Like women, according to Weininger, the Jew possesses neither genius nor radical stupidity.

“That specific kind of intelligence, that is usually attributed both to Jews and to women, is on the one hand no more than a greater attention paid to their more developed egotism; on the other hand, it is based on the endless adaptability that the one and the other demonstrates with regard to any outward end, without distinction: they do not carry within themselves an original measure of value,” apart from what is derived from the instinctive, sensual, and human sub-intellectual part of the human being.

“The Jew” — says Weininger — “is truly the stepson of God on Earth. and there is no Jew who does not, however obscurely, suffer from his Jewishness.”

This tragic and almost desperate feeling is indeed at the core of the only real faith proper to Israel, a faith that it has maintained through the centuries and from which it has drawn the strength to resist and to conserve itself in the face of every adversity: the desperate hope in the coming of a Messiah, of the miraculous Redeemer of the Jews and of Judaism. But, of course, even this idea has ended up becoming materialized, and now, whether in the form of mammonism or of socialism, has become yet another instrument for global subversion and disintegration. According to Weininger, the Jews, by not recognizing the Messiah in Christ, lost the one opportunity that presented itself within their history of a way out of their dark destiny. The positive possibility of their history — still according to Weininger — differentiated itself in Christianity. The remaining negative possibility constitutes Judaism itself. This, as a general scheme. But, additionally, Judaism represents a potentiality, a latent peril of a sub-human substrate always ready to assert itself wherever the higher and virile forms of Aryan civilization and spirituality begin to falter and enter into crisis.

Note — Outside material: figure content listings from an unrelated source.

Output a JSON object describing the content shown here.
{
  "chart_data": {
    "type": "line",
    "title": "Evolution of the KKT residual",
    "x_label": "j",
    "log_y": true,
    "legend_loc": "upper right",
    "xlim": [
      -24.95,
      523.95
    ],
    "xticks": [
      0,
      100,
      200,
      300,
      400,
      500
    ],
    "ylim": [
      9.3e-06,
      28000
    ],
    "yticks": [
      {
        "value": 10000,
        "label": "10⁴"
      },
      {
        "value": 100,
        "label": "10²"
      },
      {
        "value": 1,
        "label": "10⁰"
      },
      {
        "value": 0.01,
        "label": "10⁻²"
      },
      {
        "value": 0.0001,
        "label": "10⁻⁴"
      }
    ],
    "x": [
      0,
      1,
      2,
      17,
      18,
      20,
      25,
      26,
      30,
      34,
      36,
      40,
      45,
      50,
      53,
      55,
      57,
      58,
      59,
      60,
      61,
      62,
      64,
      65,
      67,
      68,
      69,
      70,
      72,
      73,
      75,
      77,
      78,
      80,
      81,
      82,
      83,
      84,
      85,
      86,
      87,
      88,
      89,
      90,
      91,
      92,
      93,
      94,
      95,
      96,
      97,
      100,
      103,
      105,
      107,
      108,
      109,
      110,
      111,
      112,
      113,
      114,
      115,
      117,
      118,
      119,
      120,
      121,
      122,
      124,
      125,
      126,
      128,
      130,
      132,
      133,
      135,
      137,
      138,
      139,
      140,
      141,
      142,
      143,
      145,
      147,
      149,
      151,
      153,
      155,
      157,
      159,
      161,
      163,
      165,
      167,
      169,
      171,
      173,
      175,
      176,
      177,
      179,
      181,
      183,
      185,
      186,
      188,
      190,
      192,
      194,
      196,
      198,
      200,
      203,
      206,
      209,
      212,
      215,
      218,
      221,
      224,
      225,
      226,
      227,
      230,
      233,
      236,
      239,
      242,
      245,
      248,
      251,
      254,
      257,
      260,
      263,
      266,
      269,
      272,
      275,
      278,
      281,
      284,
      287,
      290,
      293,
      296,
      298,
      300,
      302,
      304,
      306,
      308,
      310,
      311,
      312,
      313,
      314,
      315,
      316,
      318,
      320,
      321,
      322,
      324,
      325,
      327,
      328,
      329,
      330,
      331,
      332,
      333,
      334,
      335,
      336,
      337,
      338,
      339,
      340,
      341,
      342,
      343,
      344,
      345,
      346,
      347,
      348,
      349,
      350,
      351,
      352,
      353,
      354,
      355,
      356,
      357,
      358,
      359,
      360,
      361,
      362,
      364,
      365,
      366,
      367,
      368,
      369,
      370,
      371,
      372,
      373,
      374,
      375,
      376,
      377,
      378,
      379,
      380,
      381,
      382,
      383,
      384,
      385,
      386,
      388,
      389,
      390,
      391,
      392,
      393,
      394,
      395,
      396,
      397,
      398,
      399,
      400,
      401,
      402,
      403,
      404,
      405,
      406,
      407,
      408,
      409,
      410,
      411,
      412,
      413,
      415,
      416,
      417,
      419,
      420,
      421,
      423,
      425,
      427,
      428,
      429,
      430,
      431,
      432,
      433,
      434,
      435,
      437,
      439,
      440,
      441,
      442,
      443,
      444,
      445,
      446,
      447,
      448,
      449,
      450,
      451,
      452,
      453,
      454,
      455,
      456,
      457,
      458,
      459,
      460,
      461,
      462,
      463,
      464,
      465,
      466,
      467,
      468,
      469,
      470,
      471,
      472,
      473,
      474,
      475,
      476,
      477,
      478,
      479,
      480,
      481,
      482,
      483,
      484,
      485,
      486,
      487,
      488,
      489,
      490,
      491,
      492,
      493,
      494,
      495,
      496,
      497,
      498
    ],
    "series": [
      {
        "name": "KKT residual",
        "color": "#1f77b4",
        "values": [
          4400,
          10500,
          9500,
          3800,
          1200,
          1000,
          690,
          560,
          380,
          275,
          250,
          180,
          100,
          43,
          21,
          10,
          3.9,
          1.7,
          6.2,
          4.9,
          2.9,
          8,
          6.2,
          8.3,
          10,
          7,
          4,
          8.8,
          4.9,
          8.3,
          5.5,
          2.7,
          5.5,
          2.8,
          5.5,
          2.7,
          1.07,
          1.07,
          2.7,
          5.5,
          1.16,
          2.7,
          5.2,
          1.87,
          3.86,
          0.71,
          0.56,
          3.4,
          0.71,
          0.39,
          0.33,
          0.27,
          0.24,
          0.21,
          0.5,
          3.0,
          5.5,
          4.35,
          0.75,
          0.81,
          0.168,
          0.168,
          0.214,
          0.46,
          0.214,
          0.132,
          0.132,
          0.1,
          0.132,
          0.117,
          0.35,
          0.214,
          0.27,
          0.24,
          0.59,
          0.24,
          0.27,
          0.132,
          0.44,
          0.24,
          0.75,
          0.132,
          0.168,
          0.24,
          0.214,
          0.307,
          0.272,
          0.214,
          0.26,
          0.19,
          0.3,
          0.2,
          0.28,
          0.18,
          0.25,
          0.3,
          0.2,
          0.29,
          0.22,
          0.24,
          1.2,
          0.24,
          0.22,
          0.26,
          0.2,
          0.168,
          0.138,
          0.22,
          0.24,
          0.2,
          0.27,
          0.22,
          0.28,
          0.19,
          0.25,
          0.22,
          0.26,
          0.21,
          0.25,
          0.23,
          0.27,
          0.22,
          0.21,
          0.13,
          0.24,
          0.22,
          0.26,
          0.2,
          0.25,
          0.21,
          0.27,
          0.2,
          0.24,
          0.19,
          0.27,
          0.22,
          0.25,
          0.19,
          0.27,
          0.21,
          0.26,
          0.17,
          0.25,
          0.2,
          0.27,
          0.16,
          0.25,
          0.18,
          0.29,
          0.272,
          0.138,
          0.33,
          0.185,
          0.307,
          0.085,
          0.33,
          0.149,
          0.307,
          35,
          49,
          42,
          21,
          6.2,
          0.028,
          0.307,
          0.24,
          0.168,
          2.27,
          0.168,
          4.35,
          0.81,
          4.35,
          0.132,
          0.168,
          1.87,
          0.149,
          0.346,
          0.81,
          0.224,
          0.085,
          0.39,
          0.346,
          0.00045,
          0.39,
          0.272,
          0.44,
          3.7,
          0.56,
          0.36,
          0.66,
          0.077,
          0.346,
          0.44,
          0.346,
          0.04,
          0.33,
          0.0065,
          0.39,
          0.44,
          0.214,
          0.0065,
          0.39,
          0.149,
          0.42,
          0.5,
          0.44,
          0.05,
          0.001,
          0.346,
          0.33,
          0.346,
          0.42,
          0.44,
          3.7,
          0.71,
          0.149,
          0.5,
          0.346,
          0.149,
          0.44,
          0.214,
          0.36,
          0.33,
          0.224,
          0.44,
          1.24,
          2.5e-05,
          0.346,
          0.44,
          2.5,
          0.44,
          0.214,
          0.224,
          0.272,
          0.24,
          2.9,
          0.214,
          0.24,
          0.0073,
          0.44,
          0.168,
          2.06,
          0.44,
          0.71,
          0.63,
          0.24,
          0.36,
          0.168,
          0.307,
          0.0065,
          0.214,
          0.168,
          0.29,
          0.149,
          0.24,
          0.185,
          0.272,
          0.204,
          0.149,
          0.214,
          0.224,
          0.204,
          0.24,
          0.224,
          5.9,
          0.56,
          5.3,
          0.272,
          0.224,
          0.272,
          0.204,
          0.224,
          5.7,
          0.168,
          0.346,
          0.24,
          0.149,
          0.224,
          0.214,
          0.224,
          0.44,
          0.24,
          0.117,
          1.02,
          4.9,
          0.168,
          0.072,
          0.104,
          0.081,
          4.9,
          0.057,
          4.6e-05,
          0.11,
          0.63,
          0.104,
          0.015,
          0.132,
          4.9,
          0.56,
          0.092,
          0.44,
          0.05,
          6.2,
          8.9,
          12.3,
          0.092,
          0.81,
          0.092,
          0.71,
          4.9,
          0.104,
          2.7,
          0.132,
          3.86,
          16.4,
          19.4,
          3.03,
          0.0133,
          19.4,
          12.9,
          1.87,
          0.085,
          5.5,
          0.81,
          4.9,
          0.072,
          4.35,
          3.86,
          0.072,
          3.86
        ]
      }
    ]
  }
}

The words with which Weininger concludes these considerations of the Jewish spirit are interesting:

Today we see the Jews at the highest point they reached since the time of Herod. . . . Our age is not only Jewish, but also the most “feminine”; an age in which art represents only a sudarium of its humors; the age of the most gullible anarchism, without any understanding of the State and of justice; the age of the collectivist ethics of the species; the age in which history is viewed with the most astonishing lack of seriousness [historical materialism]; the age of capitalism and of Marxism; the age in which history, life, and science no longer mean anything, apart from economics and technology; the age when genius could be declared a form of madness, while it no longer possesses even one great artist or philosopher; the age of the least originality and its greatest pursuit; the age which can boast of being the first to have exalted eroticism, but not in order to forget oneself, the way the Romans or the Greeks did in their Bacchanalia, but in order to have the illusion of rediscovering oneself and giving substance to one’s vanity.

These words were written several years before the war. But, to some extent, they are still relevant, and even more relevant is the decision that Weininger confronts us with, when he says that humanity must again choose between Judaism and Aryanism, between woman and man, between the species and personality, between valuelessness and value, between earthly life and the higher life, between nothingness and divinity, and that no third term exists.